Can Dündar  - Erdem Gül kararına da atıfta bulunmuştu

Anayasa Mahkemesi'nin gerekçeli kararında, MİT TIR'ları haberleri nedeniyle "devletin gizli kalması gereken bilgilerini siyasal veya askeri casusluk amacıyla temin etme", "gizli kalması gereken bilgileri casusluk maksadıyla açıklama", "cebir ve şiddet kullanarak T.C Hükümeti'ni ortadan kaldırmaya veya görebini yapmasını engellemeye teşebbüs etme" ve "silahlı terör örgütüne üye olmaksızın yardım etme" iddialarıyla tutuklanan ve 92 gün cezaevinde kalan eski Cumhuriyet Gazetesi Genel Yayın Yönetmeni Can Dündar ve Ankara Temsilcisi Erdem Gül hakkında verilen "hak ihlali" kararına da atıfta bulunulmuştu. O dönem Cumhurbaşkanı Tayyip Erdoğan'ın "Uymuyorum, saygı da duymuyorum", "Yerel mahkeme bu karara direnebilirdi. O zaman AYM’nin kararı boşa çıkacaktı" dediği karar, şu maddelerde anımsatılmıştı: 

"125. Diğer taraftan halkın özellikle kamuyu ilgilendiren tartışmalara katılımının sağlanması demokratik toplum için vazgeçilmez niteliktedir. Bunun için kamuyu ilgilendiren tartışmalara ilişkin her türlü fikir ve bilginin yayılabilmesi, halkın da bunlara ulaşabilmesi gerekir. Bu bağdamda ifade özgürlüğünün özel bir görünümü olan basın özgürlüğünün demokratik bir toplumda ayrı bir önemi bulunmaktadır. Zira anılan özgürlük sadece basının fikir ve bilgileri yaymasına değil, halkın bunlara ulaşmasına da imkân sağlar."

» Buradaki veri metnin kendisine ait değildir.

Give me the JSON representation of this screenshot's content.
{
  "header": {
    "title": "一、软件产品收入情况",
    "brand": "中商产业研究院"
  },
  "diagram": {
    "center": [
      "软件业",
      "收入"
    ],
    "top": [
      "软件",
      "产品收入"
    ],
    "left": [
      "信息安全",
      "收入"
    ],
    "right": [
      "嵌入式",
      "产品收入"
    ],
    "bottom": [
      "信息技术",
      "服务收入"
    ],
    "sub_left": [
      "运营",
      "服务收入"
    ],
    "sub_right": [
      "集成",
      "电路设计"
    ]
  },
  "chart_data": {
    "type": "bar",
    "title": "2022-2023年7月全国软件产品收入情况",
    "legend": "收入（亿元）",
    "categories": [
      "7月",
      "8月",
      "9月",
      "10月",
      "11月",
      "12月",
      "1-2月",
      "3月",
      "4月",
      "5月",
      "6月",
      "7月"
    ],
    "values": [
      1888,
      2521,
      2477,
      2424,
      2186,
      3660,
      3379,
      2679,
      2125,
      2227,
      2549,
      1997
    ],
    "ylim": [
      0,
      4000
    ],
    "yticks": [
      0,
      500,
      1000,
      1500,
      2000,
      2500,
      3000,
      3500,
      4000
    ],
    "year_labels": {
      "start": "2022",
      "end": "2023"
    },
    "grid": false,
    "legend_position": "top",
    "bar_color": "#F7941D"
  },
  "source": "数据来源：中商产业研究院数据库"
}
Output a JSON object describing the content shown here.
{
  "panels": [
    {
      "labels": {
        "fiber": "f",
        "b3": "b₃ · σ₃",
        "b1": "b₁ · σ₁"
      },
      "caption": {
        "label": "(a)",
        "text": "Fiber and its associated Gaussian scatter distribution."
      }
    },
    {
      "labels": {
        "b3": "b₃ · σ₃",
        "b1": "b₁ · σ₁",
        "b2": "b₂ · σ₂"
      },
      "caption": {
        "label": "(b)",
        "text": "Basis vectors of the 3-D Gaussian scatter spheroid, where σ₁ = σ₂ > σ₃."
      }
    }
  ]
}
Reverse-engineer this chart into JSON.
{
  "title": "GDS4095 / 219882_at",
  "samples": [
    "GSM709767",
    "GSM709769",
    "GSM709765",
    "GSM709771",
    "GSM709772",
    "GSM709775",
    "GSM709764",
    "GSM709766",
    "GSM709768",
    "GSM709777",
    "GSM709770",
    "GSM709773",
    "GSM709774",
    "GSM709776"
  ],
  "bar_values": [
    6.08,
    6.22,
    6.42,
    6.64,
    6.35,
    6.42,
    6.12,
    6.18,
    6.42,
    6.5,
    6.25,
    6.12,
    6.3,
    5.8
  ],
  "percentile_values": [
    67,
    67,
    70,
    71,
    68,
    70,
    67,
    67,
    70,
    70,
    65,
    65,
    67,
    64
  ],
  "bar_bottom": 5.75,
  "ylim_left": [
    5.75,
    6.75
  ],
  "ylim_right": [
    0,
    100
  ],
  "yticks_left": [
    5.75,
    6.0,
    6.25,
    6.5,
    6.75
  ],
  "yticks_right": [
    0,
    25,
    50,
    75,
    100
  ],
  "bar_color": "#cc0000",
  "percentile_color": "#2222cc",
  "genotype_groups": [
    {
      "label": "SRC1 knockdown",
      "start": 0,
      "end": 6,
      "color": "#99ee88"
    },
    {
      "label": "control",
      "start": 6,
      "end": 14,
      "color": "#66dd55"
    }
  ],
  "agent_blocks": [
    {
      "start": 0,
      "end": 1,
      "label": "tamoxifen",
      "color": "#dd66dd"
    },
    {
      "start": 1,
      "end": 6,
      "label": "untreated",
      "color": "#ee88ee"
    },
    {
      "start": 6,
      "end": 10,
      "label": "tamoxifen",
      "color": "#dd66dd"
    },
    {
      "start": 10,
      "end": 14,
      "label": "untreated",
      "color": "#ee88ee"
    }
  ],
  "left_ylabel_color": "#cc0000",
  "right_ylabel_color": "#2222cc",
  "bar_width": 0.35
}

"126. Şeffaflık ve hesap verilebilirlik de demokratik bir toplum düzeninin gereklerindendir. Demokrasinin sağlıklı işleyişi, kamu makamlarının yalnızca yasama ve yargı organları tarafından değil siyasi partiler, sivil toplum örgütleri ve basın gibi demokratik toplumun vazgeçilmez unsurları tarafından da denetlenmesine bağlıdır. Bu bağlamda basın - kamunun “gözetleyicisi” olarak - farklı kaynaklardan bilgi ve fikirleri yayarak şeffaflık ve hesap verilebilirliğinin sağlanmasına da katkıda bulunur. Böylelikle basın özgürlüğü sayesinde farklı kaynaklardan bilgi ve fikirlere ulaşan kamuoyu, kamu gücünü elinde bulunduranların iş ve işlemlerine ilişkin daha sağlıklı kanaat oluşturabilir."

"127. Ölçülülük ilkesi müdahalenin amac ile bu amaca ulaşmak için kullanılan araç arasındaki ilişkiyi yansıtır. Temel hak ve özgürlüklere yapılan müdahalelerin ölçülü olup olmadığının denetiminde, hedeflenen amaca ulaşabilmek için şeçilen aracın 'elverişli', 'gerekli' ve 'orantılı' olup olmadığı değerlendirilmelidir."